Goal setting is essential for measuring success (or failure) in marketing. Without goals, a campaign risks drifting off target without achieving anything of substance. In this introductory article we discuss how to set the right type of goals for your marketing campaign.
Let’s start by talking about ambition. We’re the first to encourage businesses to be optimistic and ambitious in their thinking – a lot can be achieved with the right marketing approach. However, the first rule of goal setting is that each goal must be realistic and attainable, or you risk setting yourself up to fail.
That’s not to say you shouldn’t challenge yourself with your goals, but it’s vital that you understand the steps needed to get there. If you’re a small business or breaking into a new market, it may be unrealistic to expect to be market leaders within 12 months. Make that five years, with secondary goals setting out milestone achievements on the journey, and you’ve got something attainable to aim for.
Goals operate on several levels, so how do you go about setting the appropriate marketing goals that align with where you want to take your business?
1) Align Your Marketing Goals With Your Business Goals
Business goals are practical, no-nonsense targets connected to things like revenue and the physical number of new customers.

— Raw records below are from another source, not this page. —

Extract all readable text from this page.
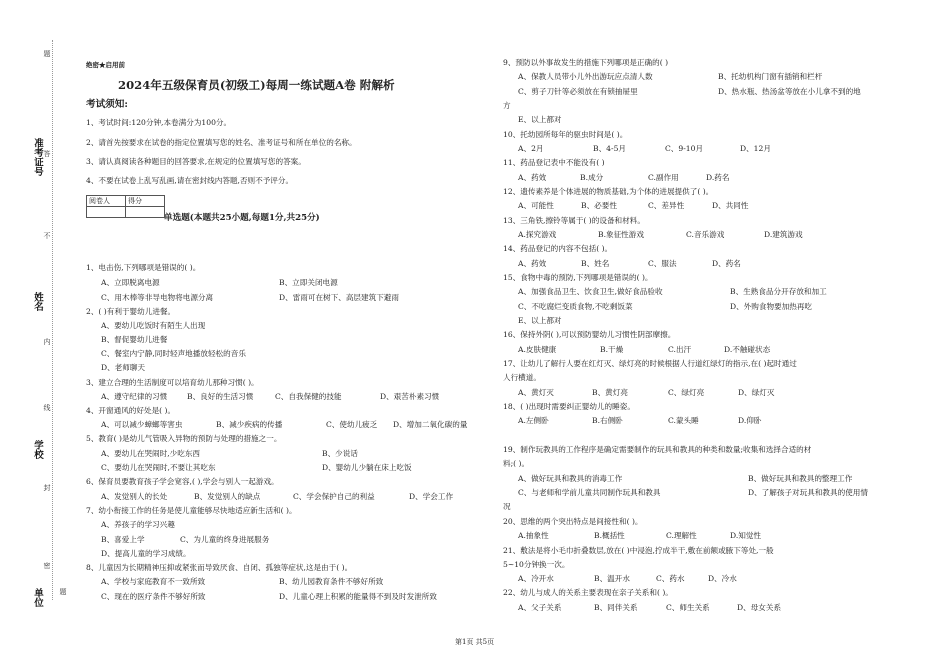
题
答
不
内
线
封
密
题
准考证号
姓名
学校
单位
绝密★启用前
2024年五级保育员(初级工)每周一练试题A卷 附解析
考试须知:
1、考试时间:120分钟,本卷满分为100分。
2、请首先按要求在试卷的指定位置填写您的姓名、准考证号和所在单位的名称。
3、请认真阅读各种题目的回答要求,在规定的位置填写您的答案。
4、不要在试卷上乱写乱画,请在密封线内答题,否则不予评分。
阅卷人	得分

单选题(本题共25小题,每题1分,共25分)
1、电击伤,下列哪项是错误的( )。
A、立即脱离电源	B、立即关闭电源
C、用木棒等非导电物将电源分离	D、雷雨可在树下、高层建筑下避雨
2、( )有利于婴幼儿进餐。
A、要幼儿吃饭时有陌生人出现
B、督促婴幼儿进餐
C、餐室内宁静,同时轻声地播放轻松的音乐
D、老师聊天
3、建立合理的生活制度可以培育幼儿那种习惯( )。
A、遵守纪律的习惯	B、良好的生活习惯	C、自我保健的技能	D、艰苦朴素习惯
4、开窗通风的好处是( )。
A、可以减少蟑螂等害虫	B、减少疾病的传播	C、使幼儿疲乏 D、增加二氧化碳的量
5、教育( )是幼儿气管吸入异物的预防与处理的措施之一。
A、要幼儿在哭闹时,少吃东西	B、少说话
C、要幼儿在哭闹时,不要让其吃东	D、婴幼儿少躺在床上吃饭
6、保育员要教育孩子学会宽容,( ),学会与别人一起游戏。
A、发觉别人的长处	B、发觉别人的缺点	C、学会保护自己的利益	D、学会工作
7、幼小衔接工作的任务是使儿童能够尽快地适应新生活和( )。
A、养孩子的学习兴趣
B、喜爱上学	C、为儿童的终身进展服务
D、提高儿童的学习成绩。
8、儿童因为长期精神压抑或紧张而导致厌食、自闭、孤独等症状,这是由于( )。
A、学校与家庭教育不一致所致	B、幼儿园教育条件不够好所致
C、现在的医疗条件不够好所致	D、儿童心理上积累的能量得不到及时发泄所致
9、预防以外事故发生的措施下列哪项是正确的( )
A、保教人员带小儿外出游玩应点清人数	B、托幼机构门窗有插销和栏杆
C、剪子刀针等必须放在有锁抽屉里	D、热水瓶、热汤盆等放在小儿拿不到的地
方
E、以上都对
10、托幼园所每年的驱虫时间是( )。
A、2月	B、4-5月	C、9-10月	D、12月
11、药品登记表中不能没有( )
A、药效	B.成分	C.副作用	D.药名
12、遗传素养是个体进展的物质基础,为个体的进展提供了( )。
A、可能性	B、必要性	C、差异性	D、共同性
13、三角铁,擦铃等属于( )的设备和材料。
A.探究游戏	B.象征性游戏	C.音乐游戏	D.建筑游戏
14、药品登记的内容不包括( )。
A、药效	B、姓名	C、服法	D、药名
15、食物中毒的预防,下列哪项是错误的( )。
A、加强食品卫生、饮食卫生,做好食品验收	B、生熟食品分开存放和加工
C、不吃腐烂变质食物,不吃剩饭菜	D、外购食物要加热再吃
E、以上都对
16、保持外阴( ),可以预防婴幼儿习惯性阴部摩擦。
A.皮肤健康	B.干燥	C.出汗	D.不触碰状态
17、让幼儿了解行人要在红灯灭、绿灯亮的时候根据人行道红绿灯的指示,在( )起时通过
人行横道。
A、黄灯灭	B、黄灯亮	C、绿灯亮	D、绿灯灭
18、( )出现时需要纠正婴幼儿的睡姿。
A.左侧卧	B.右侧卧	C.蒙头睡	D.仰卧
19、制作玩教具的工作程序是确定需要制作的玩具和教具的种类和数量;收集和选择合适的材
料;( )。
A、做好玩具和教具的消毒工作	B、做好玩具和教具的整理工作
C、与老师和学前儿童共同制作玩具和教具	D、了解孩子对玩具和教具的使用情
况
20、思维的两个突出特点是间接性和( )。
A.抽象性	B.概括性	C.理解性	D.知觉性
21、敷法是将小毛巾折叠数层,放在( )中浸泡,拧成半干,敷在前额或腋下等处,一般
5~10分钟换一次。
A、冷开水	B、温开水	C、药水	D、冷水
22、幼儿与成人的关系主要表现在亲子关系和( )。
A、父子关系	B、同伴关系	C、师生关系	D、母女关系
第1页 共5页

Marketing goals, on the other hand, can be more vague, being framed in terms of website traffic, search engine page rank, and shares on social media. Ensure that these two sets of goals align, with an understanding of how one relates to the other.
2) Work Backward From Revenue Targets
Decide how much extra you need from your current position to meet your target revenue. For example, if your target annual growth is 30%, and last year’s revenue was £500,000, next year’s revenue target will be £650,000. If we assume for the moment that £500,000 is accounted for through existing business, then your marketing strategy has to find an additional £150,000.
This is how business revenue targets inject marketing goals with a healthy dose of realism:
- Determine how many new customers are needed to reach £150,000. If the average value of a new order is £1000, then you need 150 new customers etc.
- Determine how many hot leads, or sales opportunities you need to generate 150 new customers. If your average closing rate is 20%, then you’ll need 750 new leads to reach your target.
- To secure these 750 opportunities, you will need a larger volume of sales qualified leads (SQL). These are prospects that have shown sufficient interest in your marketing material to have been passed to your sales team for active follow-up. If 50% of SQLs become active sales opportunities then you’ll need 1500 SQLs.
- Further down the pyramid from your SQLs are your marketing qualified leads (MQLs). These people have engaged with your marketing material or visited your website repeatedly, without yet showing an active intention to purchase. Between 30% and 50% of MQLs will convert to SQLs. So, being conservative, you’ll need 3000 MQLs to get the required number of sales leads.
- How much additional website traffic do you need to generate these 3000 marketing leads? A 10% conversion rate is a good general standard for most sectors, so you’d be looking at an additional 300,000 website visitors per year from your marketing strategy, in order to reach your revenue goals.
Your marketing goals will specify how you will achieve these web traffic goals and how you persuade people to convert to each successive next stage.
3) Create KPIs To Support & Influence Your Goals
Increasing website traffic by 300,000 isn’t as simple as pulling them out of a hat. Every marketing activity has a financial and time investment attached to it, and there are different conversion rates and ratios to be aware of when setting goals. These are the main KPIs to track when setting your specific marketing goals:
- Cost per lead (CPL)
- Cost per customer acquisition (CPA)
- Traffic to lead conversion rate
- Lead to customer conversion rate
- Conversion rate for leads from specific sources, e.g. social media, mobile traffic, landing pages, core website, blog etc
- Specific return on investment (ROI) for different marketing activities, e.g. Google AdWords, SEO, content marketing
- Overall ROI
4) Analyse Your Results Consistently
Achievability is vitally important to goal setting, so analyse your results carefully and consistently. This means being honest and allowing the data to speak for itself. If you haven’t achieved a goal, or you can see that you’re not going to achieve it, careful analysis will identify which areas need improvement.